1
IDENTIFIKASI MESOSCALE CONVECTIVE SYSTEM
BERDASARKAN ANALISIS CITRA RADAR
DI WILAYAH SUMATERA UTARA
Hangra Traverma Ulfi1, Eko Wardoyo2
1Sekolah Tinggi Meteorologi Klimatologi dan Geofisika, Jakarta 2Badan Meteorologi Klimatologi dan Geofisika, Jakarta
Email : [email protected] Abstrak
Mesoscale Convective System (MCS) sangat berpotensi dalam menimbulkan cuaca buruk di suatu wilayah. Untuk itu, sangat perlu pemahaman lebih mendalam untuk fenomena sistem skala meso ini sehingga bisa dijadikan salah satu acuan dalam kegiatan forecast. Melalui radar, gambaran secara detail dari sistem awan bisa dilihat dengan baik. Pada kajian ini dalam mengidentifikasi MCS akan digunakan radar dimana diharapkan karakteristik secara rinci dari MCS dapat diketahui. Metode yang dilakukan dalam kajian ini adalah dengan membagi fase dari perkembangan MCS dengan produk Column Maximum sehingga bisa ditemukan karakteristik yang lebih detail pada fenomena ini.
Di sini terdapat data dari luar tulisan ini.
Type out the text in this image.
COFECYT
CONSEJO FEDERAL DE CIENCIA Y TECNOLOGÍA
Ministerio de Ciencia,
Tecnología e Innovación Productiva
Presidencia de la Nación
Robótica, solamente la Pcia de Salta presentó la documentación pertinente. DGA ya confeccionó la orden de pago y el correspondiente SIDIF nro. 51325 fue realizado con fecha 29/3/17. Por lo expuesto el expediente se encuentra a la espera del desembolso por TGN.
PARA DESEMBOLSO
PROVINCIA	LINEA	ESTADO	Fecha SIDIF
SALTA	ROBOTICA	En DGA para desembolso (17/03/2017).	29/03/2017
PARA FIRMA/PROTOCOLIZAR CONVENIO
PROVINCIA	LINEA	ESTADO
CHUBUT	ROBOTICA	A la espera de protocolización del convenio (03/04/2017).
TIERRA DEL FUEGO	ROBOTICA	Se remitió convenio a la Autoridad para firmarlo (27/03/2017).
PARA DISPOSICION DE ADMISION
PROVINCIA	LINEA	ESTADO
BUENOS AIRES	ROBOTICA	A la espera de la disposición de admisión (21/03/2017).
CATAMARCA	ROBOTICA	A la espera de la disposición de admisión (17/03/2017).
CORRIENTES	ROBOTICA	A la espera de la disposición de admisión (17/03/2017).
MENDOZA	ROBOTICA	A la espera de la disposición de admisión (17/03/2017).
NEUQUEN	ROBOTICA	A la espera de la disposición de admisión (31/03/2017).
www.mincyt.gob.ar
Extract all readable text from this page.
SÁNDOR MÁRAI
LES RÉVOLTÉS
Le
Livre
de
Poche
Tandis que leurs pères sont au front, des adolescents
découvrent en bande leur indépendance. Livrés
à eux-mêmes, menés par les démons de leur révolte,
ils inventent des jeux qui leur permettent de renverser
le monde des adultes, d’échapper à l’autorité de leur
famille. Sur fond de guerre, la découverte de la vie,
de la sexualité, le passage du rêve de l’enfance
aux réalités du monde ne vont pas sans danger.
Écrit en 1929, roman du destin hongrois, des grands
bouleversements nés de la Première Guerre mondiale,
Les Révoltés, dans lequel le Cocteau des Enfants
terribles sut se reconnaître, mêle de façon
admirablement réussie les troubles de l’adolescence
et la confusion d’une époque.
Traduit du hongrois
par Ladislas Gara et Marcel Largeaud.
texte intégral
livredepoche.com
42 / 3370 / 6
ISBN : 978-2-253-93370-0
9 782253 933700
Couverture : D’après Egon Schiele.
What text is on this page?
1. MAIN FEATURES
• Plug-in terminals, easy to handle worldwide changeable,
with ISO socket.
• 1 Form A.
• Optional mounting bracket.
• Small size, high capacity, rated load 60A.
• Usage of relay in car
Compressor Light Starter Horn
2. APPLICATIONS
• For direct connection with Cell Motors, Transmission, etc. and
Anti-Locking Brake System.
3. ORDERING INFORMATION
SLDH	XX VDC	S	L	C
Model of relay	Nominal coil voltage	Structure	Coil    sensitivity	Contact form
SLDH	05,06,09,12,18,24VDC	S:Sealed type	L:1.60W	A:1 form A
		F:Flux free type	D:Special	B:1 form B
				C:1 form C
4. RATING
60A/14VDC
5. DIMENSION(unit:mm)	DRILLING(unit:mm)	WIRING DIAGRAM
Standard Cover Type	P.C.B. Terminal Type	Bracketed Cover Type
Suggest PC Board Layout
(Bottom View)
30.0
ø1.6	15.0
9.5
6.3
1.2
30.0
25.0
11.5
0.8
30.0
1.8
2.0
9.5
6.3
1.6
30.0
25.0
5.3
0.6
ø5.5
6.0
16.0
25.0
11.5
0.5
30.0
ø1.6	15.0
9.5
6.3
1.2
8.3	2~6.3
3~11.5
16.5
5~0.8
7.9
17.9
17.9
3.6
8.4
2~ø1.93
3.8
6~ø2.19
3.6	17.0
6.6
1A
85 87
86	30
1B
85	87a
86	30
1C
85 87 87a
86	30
Setelah dilakukan pembagian fase, maka akan diikuti dengan analisis dari berbagai produk seperti Echobase, Echotop, Volume Velocity Processing, Vertical Integrated Liquid, Stormtrack, dan SSA Hasil dari simulasi fenomena MCS ini menunjukkan MCS berinisiasi pada waktu siang hingga sore hari dengan lingkungan yang labil ditunjukan oleh nilai Convective Available Energy (CAPE) >1000 J/kg. Karakteristik dari setiap fase berbeda, sebagian besar perbedaan tersebut disebabkan oleh kekuatan shear vertikal.
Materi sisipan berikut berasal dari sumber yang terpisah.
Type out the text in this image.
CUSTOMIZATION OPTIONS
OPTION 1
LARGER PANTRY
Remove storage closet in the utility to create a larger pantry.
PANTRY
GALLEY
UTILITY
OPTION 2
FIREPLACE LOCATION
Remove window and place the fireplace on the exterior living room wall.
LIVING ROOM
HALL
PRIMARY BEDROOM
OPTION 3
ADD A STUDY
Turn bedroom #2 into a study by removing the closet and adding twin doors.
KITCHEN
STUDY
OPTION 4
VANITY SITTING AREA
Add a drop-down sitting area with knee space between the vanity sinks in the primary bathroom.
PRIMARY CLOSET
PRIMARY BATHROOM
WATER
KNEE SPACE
Kata kunci : MCS, Radar, Fase, karakteristik,
Abstract
Mesoscale Convective System (MCS) can very potentially cause bad weather in a region. Therefore, deeper understanding for this MCS is necessary so that can be used as a reference in the short-term forecast activities. Through radar, detailed description of this system can be seen properly. In the study, radar imagery used for identificating MCS in order to characteristic of MCS could be known in detail. This study conducted by dividing phase of MCS’s development with Coloumn Maximum product so that detailed characteristics of these phenomena can be found. Analysis of radar products such as Echobase, Echotop, Volume Velocity Processing, Vertical Integrated Liquid, Stormtrack, and Storm Structure Analysis then done in every phases of MCS. The results of MCS simulation show that MCS initiated in afternoon with unstable environment showed by CAPE value more than 1000 J/kg. Characteristics of each phase are different. These differences are caused by strength of vertical shear.
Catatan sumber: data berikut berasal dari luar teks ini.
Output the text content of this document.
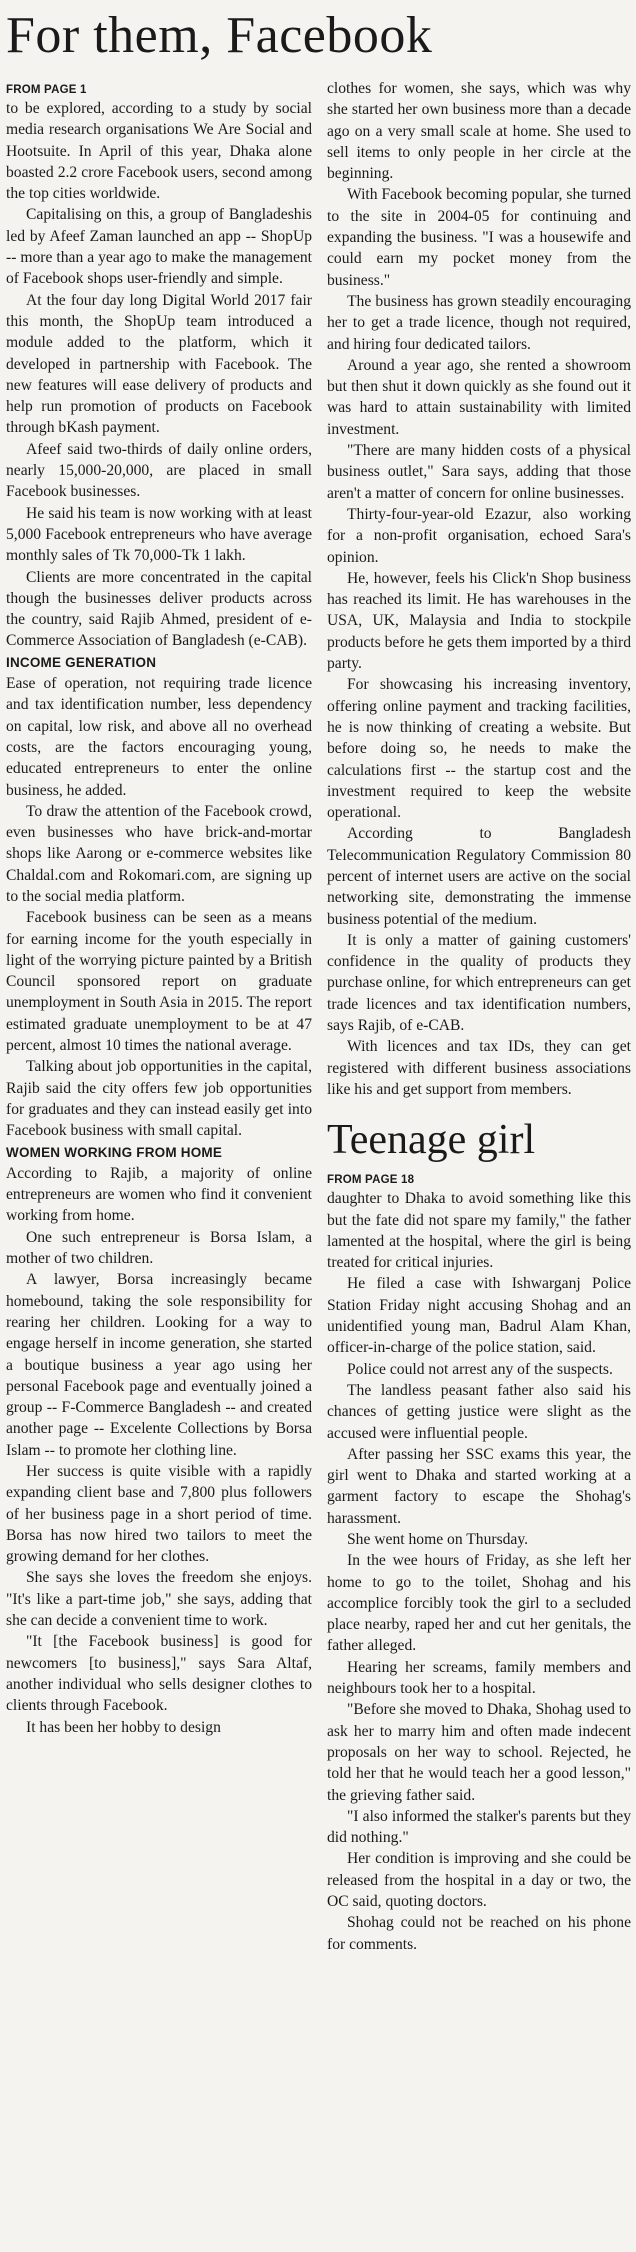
For them, Facebook
FROM PAGE 1

to be explored, according to a study by social media research organisations We Are Social and Hootsuite. In April of this year, Dhaka alone boasted 2.2 crore Facebook users, second among the top cities worldwide.

Capitalising on this, a group of Bangladeshis led by Afeef Zaman launched an app -- ShopUp -- more than a year ago to make the management of Facebook shops user-friendly and simple.

At the four day long Digital World 2017 fair this month, the ShopUp team introduced a module added to the platform, which it developed in partnership with Facebook. The new features will ease delivery of products and help run promotion of products on Facebook through bKash payment.

Afeef said two-thirds of daily online orders, nearly 15,000-20,000, are placed in small Facebook businesses.

He said his team is now working with at least 5,000 Facebook entrepreneurs who have average monthly sales of Tk 70,000-Tk 1 lakh.

Clients are more concentrated in the capital though the businesses deliver products across the country, said Rajib Ahmed, president of e-Commerce Association of Bangladesh (e-CAB).

INCOME GENERATION

Ease of operation, not requiring trade licence and tax identification number, less dependency on capital, low risk, and above all no overhead costs, are the factors encouraging young, educated entrepreneurs to enter the online business, he added.

To draw the attention of the Facebook crowd, even businesses who have brick-and-mortar shops like Aarong or e-commerce websites like Chaldal.com and Rokomari.com, are signing up to the social media platform.

Facebook business can be seen as a means for earning income for the youth especially in light of the worrying picture painted by a British Council sponsored report on graduate unemployment in South Asia in 2015. The report estimated graduate unemployment to be at 47 percent, almost 10 times the national average.

Talking about job opportunities in the capital, Rajib said the city offers few job opportunities for graduates and they can instead easily get into Facebook business with small capital.

WOMEN WORKING FROM HOME

According to Rajib, a majority of online entrepreneurs are women who find it convenient working from home.

One such entrepreneur is Borsa Islam, a mother of two children.

A lawyer, Borsa increasingly became homebound, taking the sole responsibility for rearing her children. Looking for a way to engage herself in income generation, she started a boutique business a year ago using her personal Facebook page and eventually joined a group -- F-Commerce Bangladesh -- and created another page -- Excelente Collections by Borsa Islam -- to promote her clothing line.

Her success is quite visible with a rapidly expanding client base and 7,800 plus followers of her business page in a short period of time. Borsa has now hired two tailors to meet the growing demand for her clothes.

She says she loves the freedom she enjoys. "It's like a part-time job," she says, adding that she can decide a convenient time to work.

"It [the Facebook business] is good for newcomers [to business]," says Sara Altaf, another individual who sells designer clothes to clients through Facebook.

It has been her hobby to design

clothes for women, she says, which was why she started her own business more than a decade ago on a very small scale at home. She used to sell items to only people in her circle at the beginning.

With Facebook becoming popular, she turned to the site in 2004-05 for continuing and expanding the business. "I was a housewife and could earn my pocket money from the business."

The business has grown steadily encouraging her to get a trade licence, though not required, and hiring four dedicated tailors.

Around a year ago, she rented a showroom but then shut it down quickly as she found out it was hard to attain sustainability with limited investment.

"There are many hidden costs of a physical business outlet," Sara says, adding that those aren't a matter of concern for online businesses.

Thirty-four-year-old Ezazur, also working for a non-profit organisation, echoed Sara's opinion.

He, however, feels his Click'n Shop business has reached its limit. He has warehouses in the USA, UK, Malaysia and India to stockpile products before he gets them imported by a third party.

For showcasing his increasing inventory, offering online payment and tracking facilities, he is now thinking of creating a website. But before doing so, he needs to make the calculations first -- the startup cost and the investment required to keep the website operational.

According to Bangladesh Telecommunication Regulatory Commission 80 percent of internet users are active on the social networking site, demonstrating the immense business potential of the medium.

It is only a matter of gaining customers' confidence in the quality of products they purchase online, for which entrepreneurs can get trade licences and tax identification numbers, says Rajib, of e-CAB.

With licences and tax IDs, they can get registered with different business associations like his and get support from members.

Teenage girl
FROM PAGE 18

daughter to Dhaka to avoid something like this but the fate did not spare my family," the father lamented at the hospital, where the girl is being treated for critical injuries.

He filed a case with Ishwarganj Police Station Friday night accusing Shohag and an unidentified young man, Badrul Alam Khan, officer-in-charge of the police station, said.

Police could not arrest any of the suspects.

The landless peasant father also said his chances of getting justice were slight as the accused were influential people.

After passing her SSC exams this year, the girl went to Dhaka and started working at a garment factory to escape the Shohag's harassment.

She went home on Thursday.

In the wee hours of Friday, as she left her home to go to the toilet, Shohag and his accomplice forcibly took the girl to a secluded place nearby, raped her and cut her genitals, the father alleged.

Hearing her screams, family members and neighbours took her to a hospital.

"Before she moved to Dhaka, Shohag used to ask her to marry him and often made indecent proposals on her way to school. Rejected, he told her that he would teach her a good lesson," the grieving father said.

"I also informed the stalker's parents but they did nothing."

Her condition is improving and she could be released from the hospital in a day or two, the OC said, quoting doctors.

Shohag could not be reached on his phone for comments.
Keywords : MCS, radar, phase, characteristic
1. PENDAHULUAN
Cuaca buruk salah satunya diakibatkan oleh adanya sistem gugusan awan konvektif yang lebih luas dan memiliki siklus hidup yang lebih lama dari biasanya. Sistem gugusan awan konvektif yang luas ini berpotensi dalam menimbulkan area presipitasi yang luas juga sehingga berdampak lebih daripada sitem awan yang biasanya. Sistem gugusan awan konvektif
yang luas ini juga dikenal dengan nama Mesoscale Convective System (MCS).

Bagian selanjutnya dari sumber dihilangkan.